The problem with VARCHAR column type is that it can be a fixed-width column that doesn’t allow text longer than a certain number of characters. This maximum character length can be introduced by the person who creates the table and adds the column.
The maximum character length can also be created by a GIS program (specifically, QGIS and the ogr2ogr command line tool) as well as some online tools that can convert spreadsheets to SQL and even write the table definition and “CREATE TABLE” statement. In both cases, the program tried to guess the column type and seemed to default to VARCHAR(y character length) instead of TEXT.
The maximum character length is a problem because trying to insert more text than allowed into that field will encounter an error and the INSERT or UPDATE statement will fail. I think it’s also a bad idea to create these columns because it makes it expensive to change your mind later about what length of text will go into that field.
Other things I wish I knew earlier
- Using transactions to test your query and its affect on your data so that you can easily undo any changes.

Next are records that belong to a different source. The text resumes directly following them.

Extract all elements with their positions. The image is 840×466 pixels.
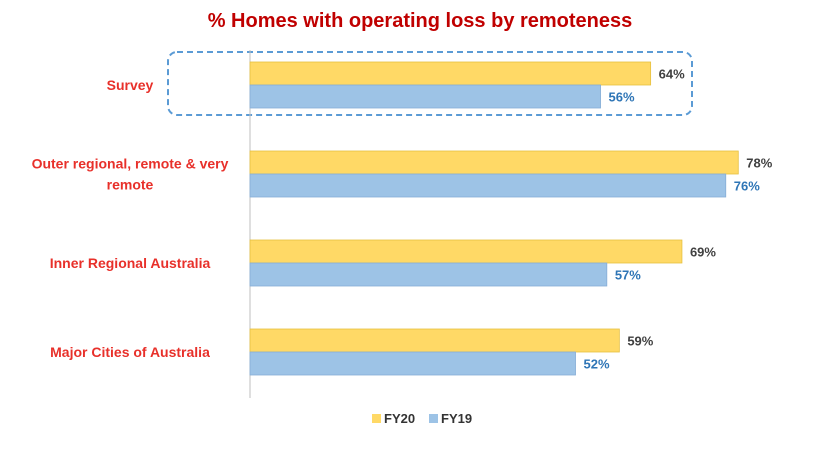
data-label-fy20: 69%: [690, 245, 716, 260]
highlight-layer: [167, 51, 693, 116]
legend-label-fy20: FY20: [384, 411, 415, 426]
labels-layer: Survey 64% 56% Outer regional, remote & ver…: [32, 67, 773, 372]
bar-fy20: [249, 150, 739, 175]
legend-label-fy19: FY19: [441, 411, 472, 426]
bar-fy19: [249, 173, 727, 198]
category-label: Outer regional, remote & very remote: [32, 156, 229, 193]
chart-title: % Homes with operating loss by remotenes…: [207, 10, 633, 32]
data-label-fy20: 78%: [746, 156, 772, 171]
bar-fy20: [249, 328, 620, 353]
data-label-fy20: 64%: [659, 67, 685, 82]
data-label-fy19: 57%: [615, 268, 641, 283]
data-label-fy19: 52%: [584, 357, 610, 372]
category-label: Inner Regional Australia: [50, 255, 211, 271]
legend: FY20 FY19: [372, 411, 472, 426]
bar-fy20: [249, 239, 683, 264]
bar-fy19: [249, 84, 601, 109]
legend-swatch-fy19: [429, 414, 438, 423]
bar-fy19: [249, 262, 608, 287]
category-label: Major Cities of Australia: [50, 344, 210, 360]
legend-swatch-fy20: [372, 414, 381, 423]
bar-fy20: [249, 61, 652, 86]
bar-fy19: [249, 351, 576, 376]
data-label-fy19: 56%: [609, 90, 635, 105]
category-label: Survey: [107, 77, 154, 93]
data-label-fy19: 76%: [734, 179, 760, 194]
data-label-fy20: 59%: [627, 334, 653, 349]
bars-layer: [249, 50, 739, 398]
highlight-box: [167, 51, 693, 116]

- How and when to use indexes beyond the “btree” index type (for example, “gin” for array and JSONB columns).
- Add “time_created_at” and “time_updated_at” columns to basically every dataset. This makes it easy to sort things later; sometimes when creating a new dataset it’s not always obvious how you might want to display or manipulate the data until days, weeks, or months later. Sorting data by “when was the information changed last” is a common use case for me.